During a plan audit the first thing the IRS auditor asks for is a signed copy of the Plan Document with all amendments. If these do not contain provisions timely reflecting the latest legislative and/or regulatory changes, the plan faces the possibility of disqualification which can be extremely costly.
Disqualification means that the employer will have to pay tax on all amounts that have been contributed to the plan and the employees are taxed immediately on all vested benefits to which they are entitled under the plan. To avoid such a draconian result, the plan sponsor is permitted to pay a monetary penalty (the amount of which could be substantial) and make remedial amendments correcting deficiencies.
To assure that a plan document properly reflects all the rules required for it to constitute a tax qualified plan the practice is to submit an individually designed plan to the internal revenue service to obtain an IRS Approval Letter at the time of the initial adoption of the plan. If the plan is timely submitted for approval and a disqualifying provision is found by the IRS, a correcting amendment is permitted without penalty. If an employer adopts a prototype or volume submitter plan, the employer relies on the qualification letter obtained by the document provider when the document was drafted.

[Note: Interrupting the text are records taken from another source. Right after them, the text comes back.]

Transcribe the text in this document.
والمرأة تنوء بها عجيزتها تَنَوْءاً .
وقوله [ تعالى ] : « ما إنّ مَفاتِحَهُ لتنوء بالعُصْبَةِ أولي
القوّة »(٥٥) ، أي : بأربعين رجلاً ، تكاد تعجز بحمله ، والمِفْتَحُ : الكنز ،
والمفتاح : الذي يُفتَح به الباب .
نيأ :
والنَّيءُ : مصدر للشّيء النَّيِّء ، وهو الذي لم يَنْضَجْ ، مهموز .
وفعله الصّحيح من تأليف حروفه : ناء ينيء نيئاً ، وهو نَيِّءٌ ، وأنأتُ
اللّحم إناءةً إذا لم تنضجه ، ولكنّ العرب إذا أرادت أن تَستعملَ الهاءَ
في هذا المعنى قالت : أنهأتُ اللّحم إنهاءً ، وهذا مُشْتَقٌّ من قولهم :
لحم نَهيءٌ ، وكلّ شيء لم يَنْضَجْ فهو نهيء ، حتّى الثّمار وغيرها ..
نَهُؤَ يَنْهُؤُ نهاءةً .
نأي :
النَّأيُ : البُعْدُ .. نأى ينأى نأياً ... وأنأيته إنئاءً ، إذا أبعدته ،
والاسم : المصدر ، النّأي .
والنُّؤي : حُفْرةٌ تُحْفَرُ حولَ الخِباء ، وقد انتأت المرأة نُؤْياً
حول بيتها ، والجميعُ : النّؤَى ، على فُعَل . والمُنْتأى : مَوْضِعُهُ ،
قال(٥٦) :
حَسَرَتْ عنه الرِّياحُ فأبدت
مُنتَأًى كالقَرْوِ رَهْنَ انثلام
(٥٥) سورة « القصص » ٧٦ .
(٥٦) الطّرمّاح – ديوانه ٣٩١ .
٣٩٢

Because an initial approval letter does not guaranty qualification if subsequent amendments are made to the plan, and because of the frequency of legislative and regulatory changes requiring plan amendments, the Internal Revenue service has adopted a procedure which permits a plan to remain qualified without requesting a new approval letter every time an amendment is made. The procedure requires plan sponsors and/or document providers to adopt “good faith” amendments at the time each new legislative or regulatory change is made and then periodically submit a restated plan incorporating all the interim amendments to the IRS for a new approval letter. Prototype and volume submitter plans must submit their restated plans every six years and individually designed plans must submit their restated plans every five years
Many employers maintaining profit sharing and 401(k) plans have adopted prototype or volume submitter plan documents and have been relying on the plan sponsor to keep the documents up to date. These plan sponsors have submitted restated plans incorporating all amendments required through the end of 2010 and recently received Internal Revenue Service approval of the restated plan documents. According to Internal Revenue Service procedures, as stated in an IRS announcement earlier this year, employers who have previously adopted the plan documents of a particular plan sponsor are required to officially adopt these recently approved plan documents prior to April 30, 2016. In addition, employers who have been relying on the underlying opinion letter of a volume submitter plan and have made significant changes causing the plan to become an individually designed plan must also restate their plan and apply for approval prior to the April 30, 2016 deadline.
Employers should expect to be contacted by the sponsors of their prototype and volume submitter plan documents during 2015 to begin the process of restating their plans for submission to the IRS. Those employers who are not contacted should be proactive and seek help either from the plan sponsor or their attorneys.